L’une de ses collègues, Kiwak, vint le voir dans sa cellule avec un festin somptueux.
« Un dernier repas ? » dit-il, « Je vais donc mourir, alors ? »
« Je crains que non, » dit-elle, « plutôt la prison à perpétuité. »
Pour un être transdimensionnel, cette dernière pouvait effectivement s'avérer très longue.
Elle posa le plateau et recula. Le garde arriva pour l'inspecter. Pendant qu'il l'examinait consciencieusement, elle lui tira dans le dos avec une arme à énergie.
« Kiwak, non, que faites-vous ? Je ne veux pas que vous soyez impliquée là-dedans. Vous ne croyez même pas en ce que j'ai fait. »
« Non, Romal, je ne partage pas vos convictions, et je ne peux pas prétendre les comprendre. Mais je crois en vous, et je sais que vous faites ce que vous pensez être juste. Et je refuse de vous voir souffrir en prison pour le reste de votre vie à cause de cela. »
« Mais vous serez poursuivie pour complicité. »
« Qu'il en soit ainsi. »
« Et où vais-je aller ? Je ne peux pas rester ici. Et notre espèce ne peut survivre dans aucun univers connu. »
« La mort est un futur plus agréable que celui qu'ils vous ont préparé. Fuyez, mon amour. Et puissiez-vous trouver la paix. » Elle activa une sorte d'appareil étrange, et le monde disparut autour de lui.
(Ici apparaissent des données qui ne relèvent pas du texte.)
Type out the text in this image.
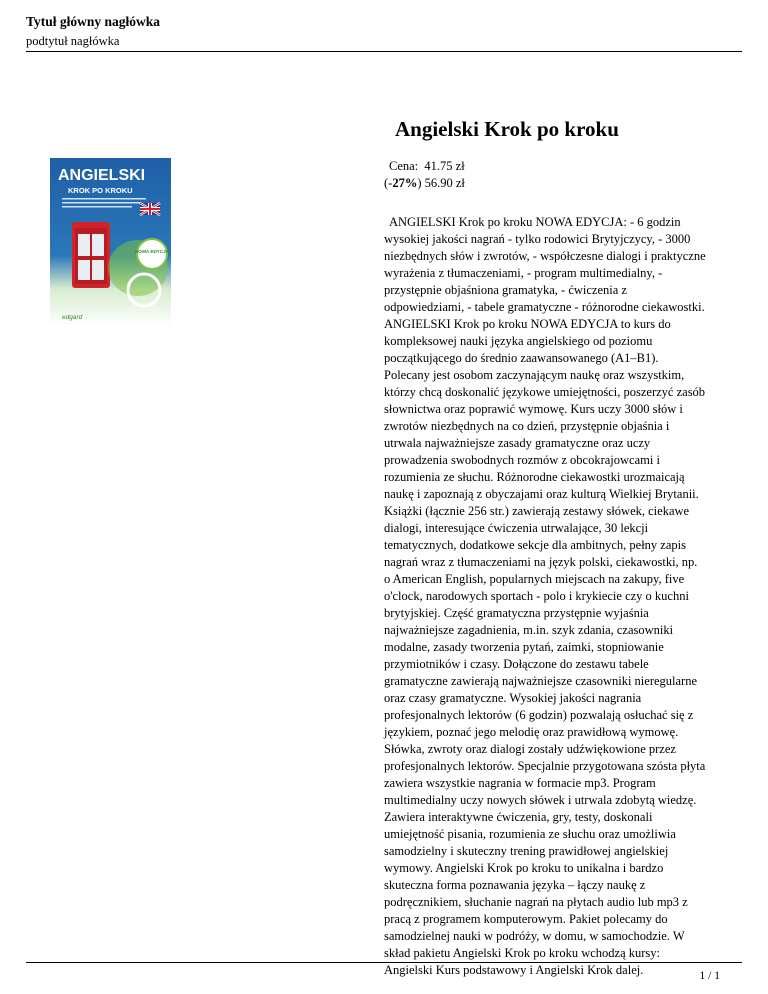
Tytuł główny nagłówka
podtytuł nagłówka
Angielski Krok po kroku
Cena: 41.75 zł
(-27%) 56.90 zł
ANGIELSKI Krok po kroku NOWA EDYCJA: - 6 godzin wysokiej jakości nagrań - tylko rodowici Brytyjczycy, - 3000 niezbędnych słów i zwrotów, - współczesne dialogi i praktyczne wyrażenia z tłumaczeniami, - program multimedialny, - przystępnie objaśniona gramatyka, - ćwiczenia z odpowiedziami, - tabele gramatyczne - różnorodne ciekawostki. ANGIELSKI Krok po kroku NOWA EDYCJA to kurs do kompleksowej nauki języka angielskiego od poziomu początkującego do średnio zaawansowanego (A1–B1). Polecany jest osobom zaczynającym naukę oraz wszystkim, którzy chcą doskonalić językowe umiejętności, poszerzyć zasób słownictwa oraz poprawić wymowę. Kurs uczy 3000 słów i zwrotów niezbędnych na co dzień, przystępnie objaśnia i utrwala najważniejsze zasady gramatyczne oraz uczy prowadzenia swobodnych rozmów z obcokrajowcami i rozumienia ze słuchu. Różnorodne ciekawostki urozmaicają naukę i zapoznają z obyczajami oraz kulturą Wielkiej Brytanii. Książki (łącznie 256 str.) zawierają zestawy słówek, ciekawe dialogi, interesujące ćwiczenia utrwalające, 30 lekcji tematycznych, dodatkowe sekcje dla ambitnych, pełny zapis nagrań wraz z tłumaczeniami na język polski, ciekawostki, np. o American English, popularnych miejscach na zakupy, five o'clock, narodowych sportach - polo i krykiecie czy o kuchni brytyjskiej. Część gramatyczna przystępnie wyjaśnia najważniejsze zagadnienia, m.in. szyk zdania, czasowniki modalne, zasady tworzenia pytań, zaimki, stopniowanie przymiotników i czasy. Dołączone do zestawu tabele gramatyczne zawierają najważniejsze czasowniki nieregularne oraz czasy gramatyczne. Wysokiej jakości nagrania profesjonalnych lektorów (6 godzin) pozwalają osłuchać się z językiem, poznać jego melodię oraz prawidłową wymowę. Słówka, zwroty oraz dialogi zostały udźwiękowione przez profesjonalnych lektorów. Specjalnie przygotowana szósta płyta zawiera wszystkie nagrania w formacie mp3. Program multimedialny uczy nowych słówek i utrwala zdobytą wiedzę. Zawiera interaktywne ćwiczenia, gry, testy, doskonali umiejętność pisania, rozumienia ze słuchu oraz umożliwia samodzielny i skuteczny trening prawidłowej angielskiej wymowy. Angielski Krok po kroku to unikalna i bardzo skuteczna forma poznawania języka – łączy naukę z podręcznikiem, słuchanie nagrań na płytach audio lub mp3 z pracą z programem komputerowym. Pakiet polecamy do samodzielnej nauki w podróży, w domu, w samochodzie. W skład pakietu Angielski Krok po kroku wchodzą kursy: Angielski Kurs podstawowy i Angielski Krok dalej.
ANGIELSKI
KROK PO KROKU
NOWA EDYCJA
edgard
1 / 1
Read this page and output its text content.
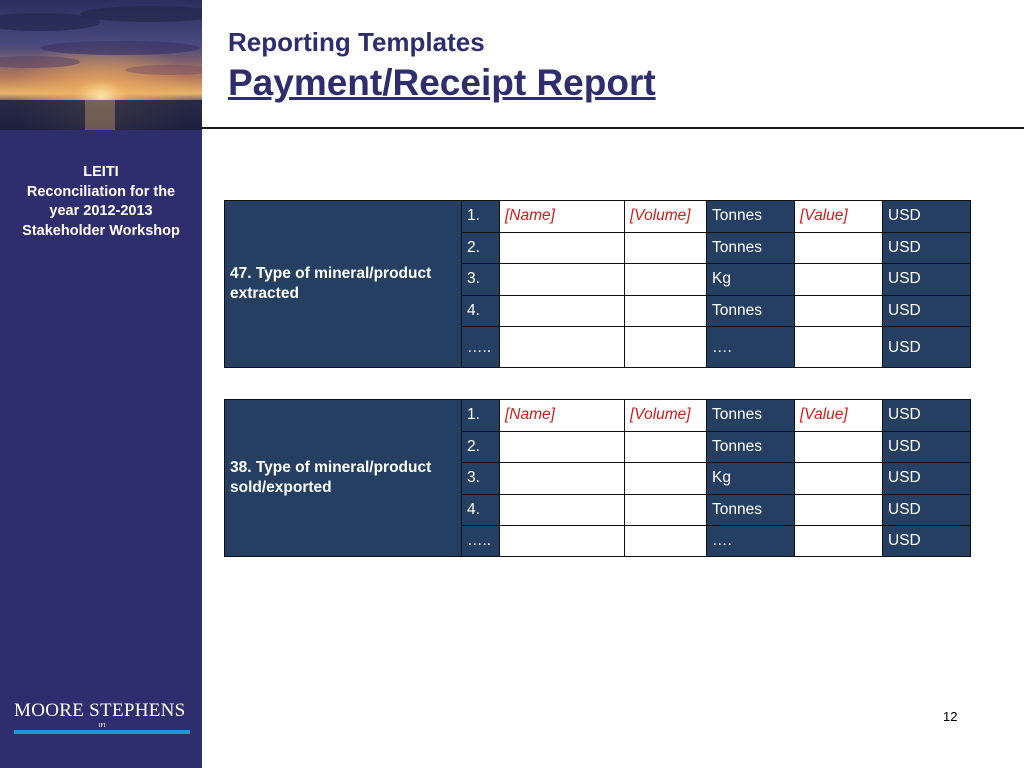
LEITI
Reconciliation for the
year 2012-2013
Stakeholder Workshop
MOORE STEPHENS
IFI
Reporting Templates
Payment/Receipt Report
47. Type of mineral/product extracted	1.	[Name]	[Volume]	Tonnes	[Value]	USD
	2.			Tonnes		USD
	3.			Kg		USD
	4.			Tonnes		USD
	…..			….		USD
38. Type of mineral/product sold/exported	1.	[Name]	[Volume]	Tonnes	[Value]	USD
	2.			Tonnes		USD
	3.			Kg		USD
	4.			Tonnes		USD
	…..			….		USD
12
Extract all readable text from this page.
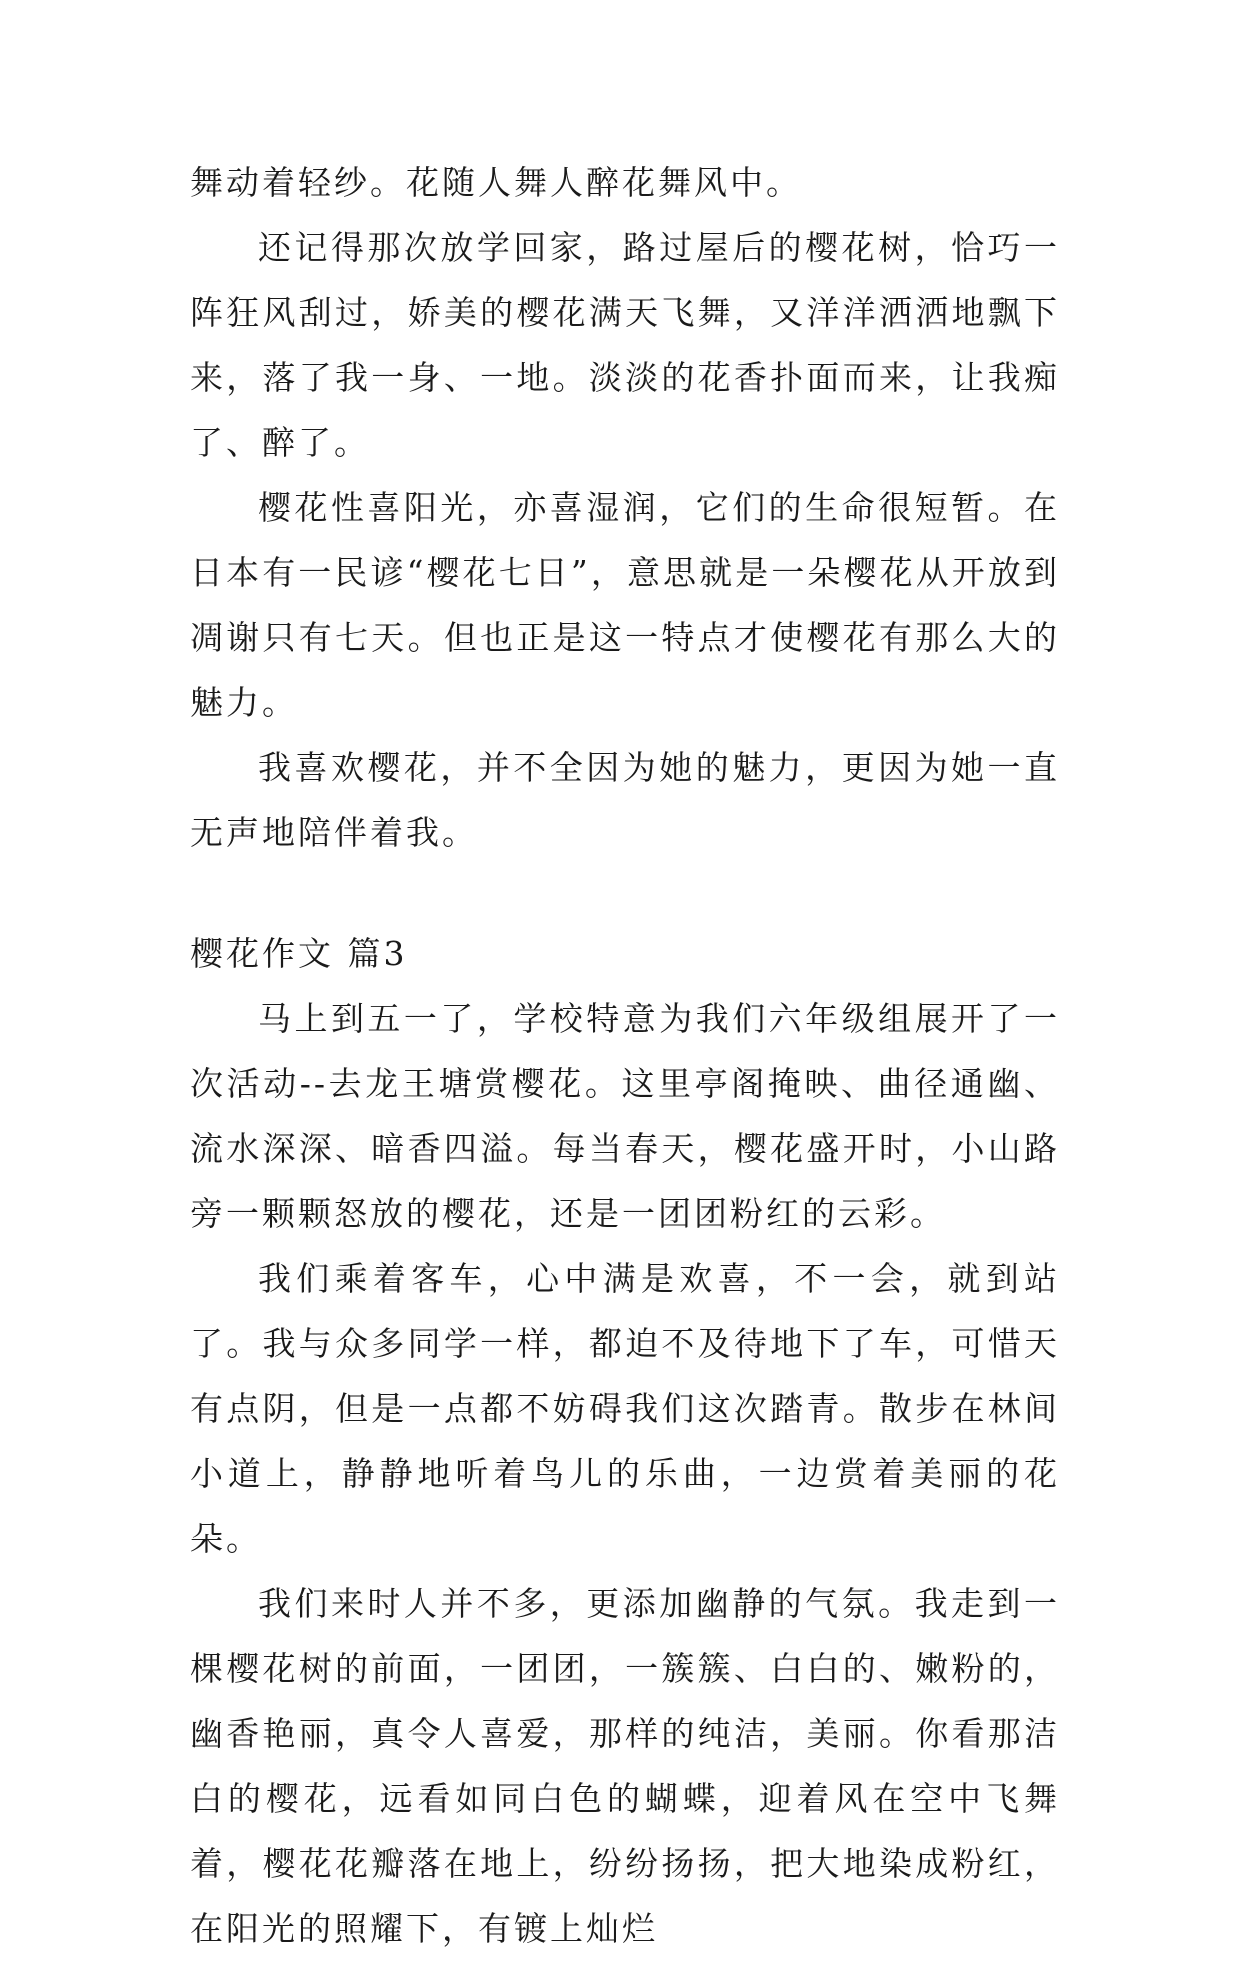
舞动着轻纱。花随人舞人醉花舞风中。

还记得那次放学回家，路过屋后的樱花树，恰巧一阵狂风刮过，娇美的樱花满天飞舞，又洋洋洒洒地飘下来，落了我一身、一地。淡淡的花香扑面而来，让我痴了、醉了。

樱花性喜阳光，亦喜湿润，它们的生命很短暂。在日本有一民谚“樱花七日”，意思就是一朵樱花从开放到凋谢只有七天。但也正是这一特点才使樱花有那么大的魅力。

我喜欢樱花，并不全因为她的魅力，更因为她一直无声地陪伴着我。

樱花作文 篇3

马上到五一了，学校特意为我们六年级组展开了一次活动--去龙王塘赏樱花。这里亭阁掩映、曲径通幽、流水深深、暗香四溢。每当春天，樱花盛开时，小山路旁一颗颗怒放的樱花，还是一团团粉红的云彩。

我们乘着客车，心中满是欢喜，不一会，就到站了。我与众多同学一样，都迫不及待地下了车，可惜天有点阴，但是一点都不妨碍我们这次踏青。散步在林间小道上，静静地听着鸟儿的乐曲，一边赏着美丽的花朵。

我们来时人并不多，更添加幽静的气氛。我走到一棵樱花树的前面，一团团，一簇簇、白白的、嫩粉的，幽香艳丽，真令人喜爱，那样的纯洁，美丽。你看那洁白的樱花，远看如同白色的蝴蝶，迎着风在空中飞舞着，樱花花瓣落在地上，纷纷扬扬，把大地染成粉红，在阳光的照耀下，有镀上灿烂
Lorsque sa vision se stabilisa à nouveau, Romal se trouvait dans une navette, dans l'espace « standard », celui que son peuple avait abandonné. Un champ y avait été construit pour simuler l'environnement de son royaume transdimensionnel. Cependant, il voyait que la dégradation cellulaire avait déjà commencé.
« Je n'ai pas beaucoup de temps, » dit-il. Il chargea les écrans astrométriques et chronométriques et essaya de localiser sa position dans le temps et l'espace. Il semblait se trouver juste à la limite d'une région connue sous le nom d'Étendue delphique, en l'an 2410 (selon le calendrier de la Fédération).
Il mit le cap vers le système solaire de la Terre. Il savait qu'il ne l'atteindrait jamais vivant. Il espérait rencontrer un vaisseau sur le chemin, que ce dernier ne lui tirerait pas dessus à vue... et qu'il soit toujours en état de communiquer avec ses occupants à ce moment-là.
Cela faisait beaucoup d'espoir. Et recouvrer l'espoir, c'était déjà une bénédiction en soi.